Der Stellenwert der Religion, im privaten wie im öffentlichen Leben ist deutlich höher wie noch vor einigen Jahren. So gilt es die Reflektion über das Verhältnis der Religionen untereinander, verstärkt aufzunehmen und weiter zu treiben.
Einen kleinen Anfang haben wir in diesem Jahr beim ökumenischen Kirchentag gemacht.
Das gegenseitige Fragen, Verstehen, Aufklären, aber auch das Festhalten von Unterschieden und Gemeinsamkeiten wird fortzuführen sein.
Zugleich bedürfen wir auch einer biblischen Selbstvergewisserung.
Wie können wir teilen, was da in der Bibel steht?

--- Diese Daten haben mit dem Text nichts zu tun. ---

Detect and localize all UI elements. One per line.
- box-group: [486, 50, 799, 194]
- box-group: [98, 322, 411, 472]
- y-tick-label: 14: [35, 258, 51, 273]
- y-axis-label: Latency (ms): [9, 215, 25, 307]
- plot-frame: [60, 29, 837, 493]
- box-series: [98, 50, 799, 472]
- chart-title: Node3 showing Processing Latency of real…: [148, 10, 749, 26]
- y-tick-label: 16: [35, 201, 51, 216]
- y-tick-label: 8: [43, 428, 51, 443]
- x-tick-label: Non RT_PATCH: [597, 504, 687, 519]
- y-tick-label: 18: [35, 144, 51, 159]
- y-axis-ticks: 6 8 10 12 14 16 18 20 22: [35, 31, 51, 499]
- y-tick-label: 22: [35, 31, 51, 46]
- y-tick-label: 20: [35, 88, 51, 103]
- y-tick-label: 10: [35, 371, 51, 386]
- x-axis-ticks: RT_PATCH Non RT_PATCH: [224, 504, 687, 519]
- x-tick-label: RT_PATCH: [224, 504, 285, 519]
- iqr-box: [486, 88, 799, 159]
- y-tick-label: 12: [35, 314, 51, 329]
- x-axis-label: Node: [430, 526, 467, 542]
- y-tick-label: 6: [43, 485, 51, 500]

Was lesen wir da, wie verstehe ich es, was verstehe ich nicht, was sagt mir die die Geschichte, was sagen mir die Erzählungen?
Können sie bei mir Impulse setzen, etwas vermitteln? Trost, Ermutigung, Hoffnung?
Die Bibel lädt ein in ihr zu lesen und mit ihr uns selbst zu lesen.
Im Brief an Titus und seine Gemeinde ist von Erwartungen und von Hoffnung die Rede:
13Gleichzeitig – so ist da zu lesen -warten wir darauf,
dass die Hoffnung in Erfüllung geht,
die uns glückselig macht –
und darauf,
dass die Herrlichkeit unseres großen Gottes
und Retters Jesus Christus erscheint.
„Ich werde die Hoffnung nie aufgeben, dass er freigelassen wird“ sagt Esaf Haidar, die Ehefrau des in Saudi Arabien inhaftierten Bloggers Raif Badawi“ und es gibt mir Kraft, dass mich so viele Menschen dabei unterstützen.(SZ)
Christlich gewendet heißt das :
Auf die Dauer gibt es Glaube und Hoffnung nicht ohne eine Gemeinschaft.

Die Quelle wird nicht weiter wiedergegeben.